Mistake #2: Failing to address the root cause of the breach.
Kroll’s cyber consultants have provided remediation feedback after an incident response investigation to countless organizations, so those companies can remedy the vulnerability that caused the data breach incident. Unfortunately, some organizations choose to kick the problem further down the road, assuming they have more time or budget to address it later; and in some cases, the same vulnerability results in yet another breach. In this situation, not only does the organization have to deal with remediating a subsequent breach, it could be opening up the company to further corrective action from regulatory agencies, particularly if the breach is caused by the same vulnerability the company previously failed to address.
Mistake #3: Not having a data breach response consultant in place.

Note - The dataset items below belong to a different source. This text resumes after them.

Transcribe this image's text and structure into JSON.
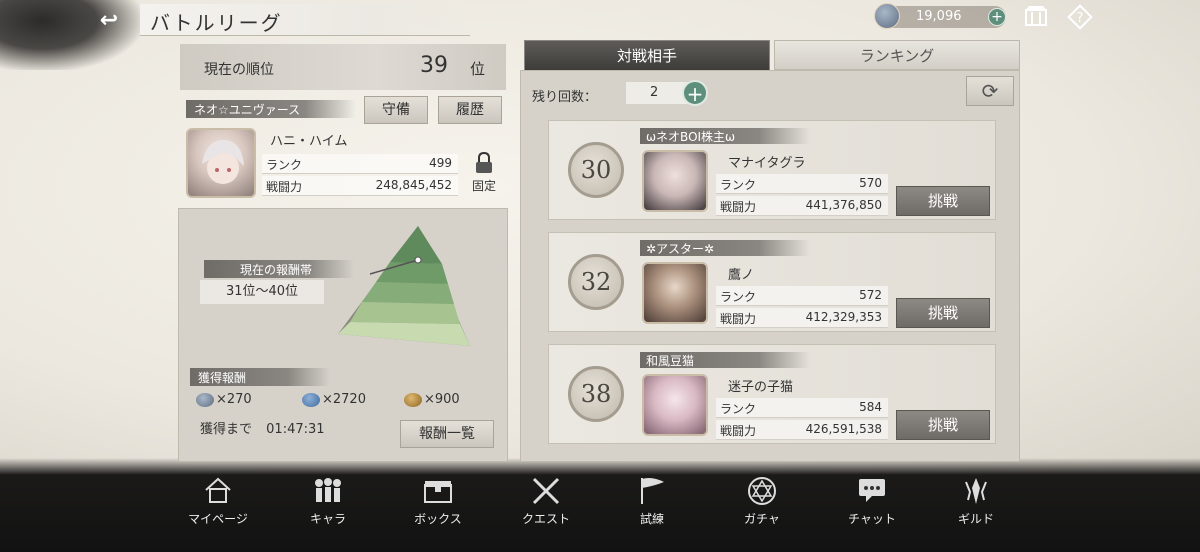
{
  "header": {
    "title": "バトルリーグ",
    "currency_amount": "19,096",
    "back_glyph": "↩"
  },
  "player": {
    "rank_label": "現在の順位",
    "rank_value": "39",
    "rank_unit": "位",
    "guild_name": "ネオ☆ユニヴァース",
    "defense_button": "守備",
    "history_button": "履歴",
    "name": "ハニ・ハイム",
    "rank_key": "ランク",
    "rank_stat": "499",
    "power_key": "戦闘力",
    "power_stat": "248,845,452",
    "lock_label": "固定"
  },
  "reward": {
    "band_label": "現在の報酬帯",
    "band_value": "31位〜40位",
    "gain_label": "獲得報酬",
    "items": [
      {
        "icon": "crystal-icon",
        "amount": "×270"
      },
      {
        "icon": "blue-coin-icon",
        "amount": "×2720"
      },
      {
        "icon": "gold-ore-icon",
        "amount": "×900"
      }
    ],
    "until_label": "獲得まで",
    "until_time": "01:47:31",
    "list_button": "報酬一覧"
  },
  "tabs": {
    "opponents": "対戦相手",
    "ranking": "ランキング"
  },
  "battle": {
    "remain_label": "残り回数：",
    "remain_value": "2"
  },
  "opponents": [
    {
      "level": "30",
      "guild": "ωネオBOI株主ω",
      "name": "マナイタグラ",
      "rank_key": "ランク",
      "rank": "570",
      "power_key": "戦闘力",
      "power": "441,376,850",
      "button": "挑戦"
    },
    {
      "level": "32",
      "guild": "✲アスター✲",
      "name": "鷹ノ",
      "rank_key": "ランク",
      "rank": "572",
      "power_key": "戦闘力",
      "power": "412,329,353",
      "button": "挑戦"
    },
    {
      "level": "38",
      "guild": "和風豆猫",
      "name": "迷子の子猫",
      "rank_key": "ランク",
      "rank": "584",
      "power_key": "戦闘力",
      "power": "426,591,538",
      "button": "挑戦"
    }
  ],
  "nav": [
    {
      "icon": "home-icon",
      "label": "マイページ"
    },
    {
      "icon": "characters-icon",
      "label": "キャラ"
    },
    {
      "icon": "box-icon",
      "label": "ボックス"
    },
    {
      "icon": "crossed-swords-icon",
      "label": "クエスト"
    },
    {
      "icon": "flag-icon",
      "label": "試練"
    },
    {
      "icon": "hexagram-icon",
      "label": "ガチャ"
    },
    {
      "icon": "chat-icon",
      "label": "チャット"
    },
    {
      "icon": "guild-emblem-icon",
      "label": "ギルド"
    }
  ]
}
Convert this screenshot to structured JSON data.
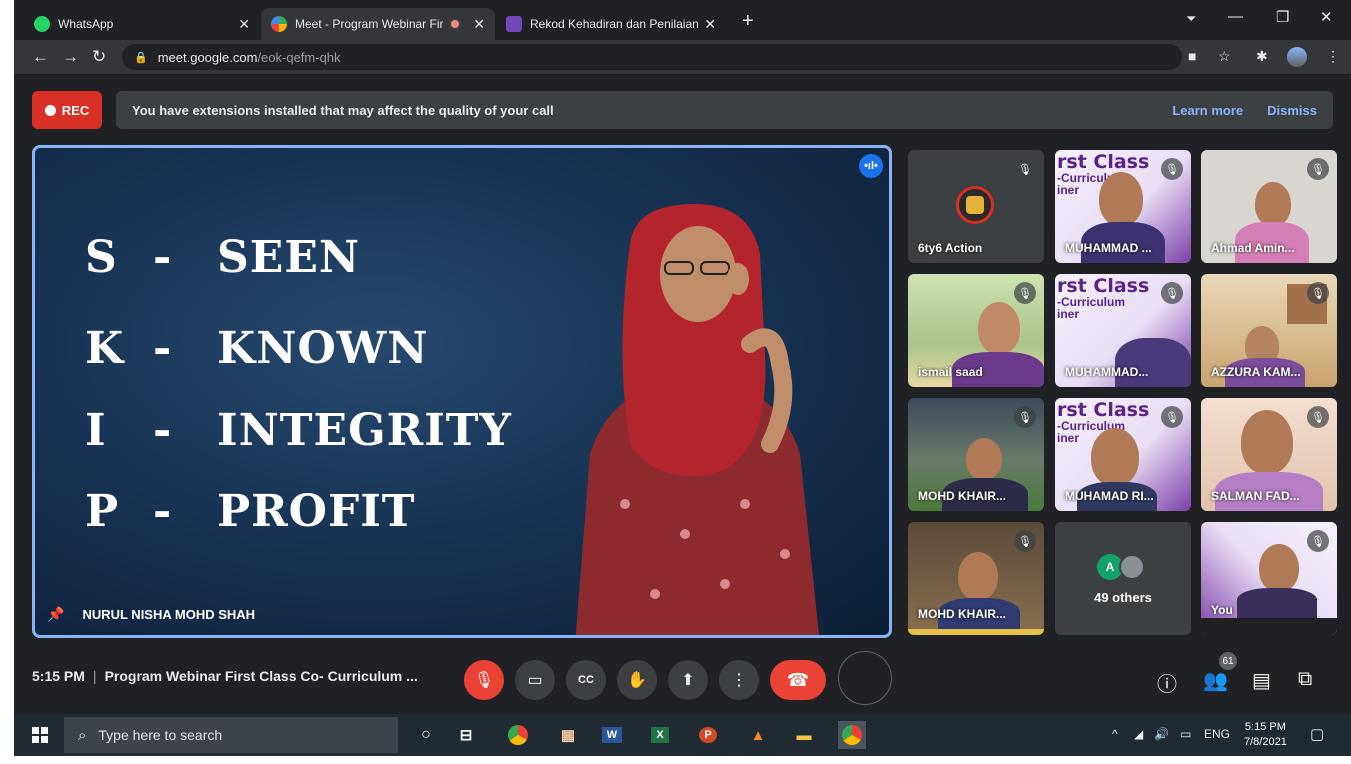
{
  "browser": {
    "tabs": [
      {
        "title": "WhatsApp",
        "active": false
      },
      {
        "title": "Meet - Program Webinar First",
        "active": true
      },
      {
        "title": "Rekod Kehadiran dan Penilaian K",
        "active": false
      }
    ],
    "url_host": "meet.google.com",
    "url_path": "/eok-qefm-qhk"
  },
  "meet": {
    "rec_label": "REC",
    "banner": {
      "message": "You have extensions installed that may affect the quality of your call",
      "learn_more": "Learn more",
      "dismiss": "Dismiss"
    },
    "slide": {
      "lines": [
        {
          "letter": "S",
          "dash": "-",
          "word": "SEEN"
        },
        {
          "letter": "K",
          "dash": "-",
          "word": "KNOWN"
        },
        {
          "letter": "I",
          "dash": "-",
          "word": "INTEGRITY"
        },
        {
          "letter": "P",
          "dash": "-",
          "word": "PROFIT"
        }
      ]
    },
    "speaker_name": "NURUL NISHA MOHD SHAH",
    "participants": [
      {
        "name": "6ty6 Action"
      },
      {
        "name": "MUHAMMAD ..."
      },
      {
        "name": "Ahmad Amin..."
      },
      {
        "name": "ismail saad"
      },
      {
        "name": "MUHAMMAD..."
      },
      {
        "name": "AZZURA KAM..."
      },
      {
        "name": "MOHD KHAIR..."
      },
      {
        "name": "MUHAMAD RI..."
      },
      {
        "name": "SALMAN FAD..."
      },
      {
        "name": "MOHD KHAIR..."
      },
      {
        "name": "49 others"
      },
      {
        "name": "You"
      }
    ],
    "poster_text_line1": "rst Class",
    "poster_text_line2": "-Curriculum",
    "poster_text_line3": "iner",
    "others_avatar_letter": "A",
    "call_time": "5:15 PM",
    "meeting_title": "Program Webinar First Class Co- Curriculum ...",
    "people_count": "61"
  },
  "taskbar": {
    "search_placeholder": "Type here to search",
    "language": "ENG",
    "time": "5:15 PM",
    "date": "7/8/2021"
  },
  "colors": {
    "rec_red": "#d93025",
    "accent_blue": "#8ab4f8",
    "hangup_red": "#ea4335",
    "poster_purple": "#5b2287"
  }
}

Depending upon the scope of the breach and urgency of the response, you may be looking for ways to shave precious time off an already time-sensitive incident response process. Putting t your company in the position of going through a new supplier contracting process before the incident response can begin, particularly in the middle of a breach incident requiring consumer notification, can eat up that already precious time. There is a history of regulatory action taken against companies that moved too slowly in notifying their constituents in the wake of a breach – and in many cases, this happened because the company simply wasn’t prepared in advance to handle the size or scope of the event. Establishing your legal counsel cyber incident and breach service provider relationships in advance of any security incident can smooth the process and facilitate a timely, efficient incident response process.
In short, companies can do much to avoid exacerbating unintended consequences by performing some important prep work ahead of time: understand the needs of your constituent population, have a security risk assessment process in place and follow through with recommendations, and put in a bit of legwork to build relationships with incident response professional that will help make your breach response process the best it can be.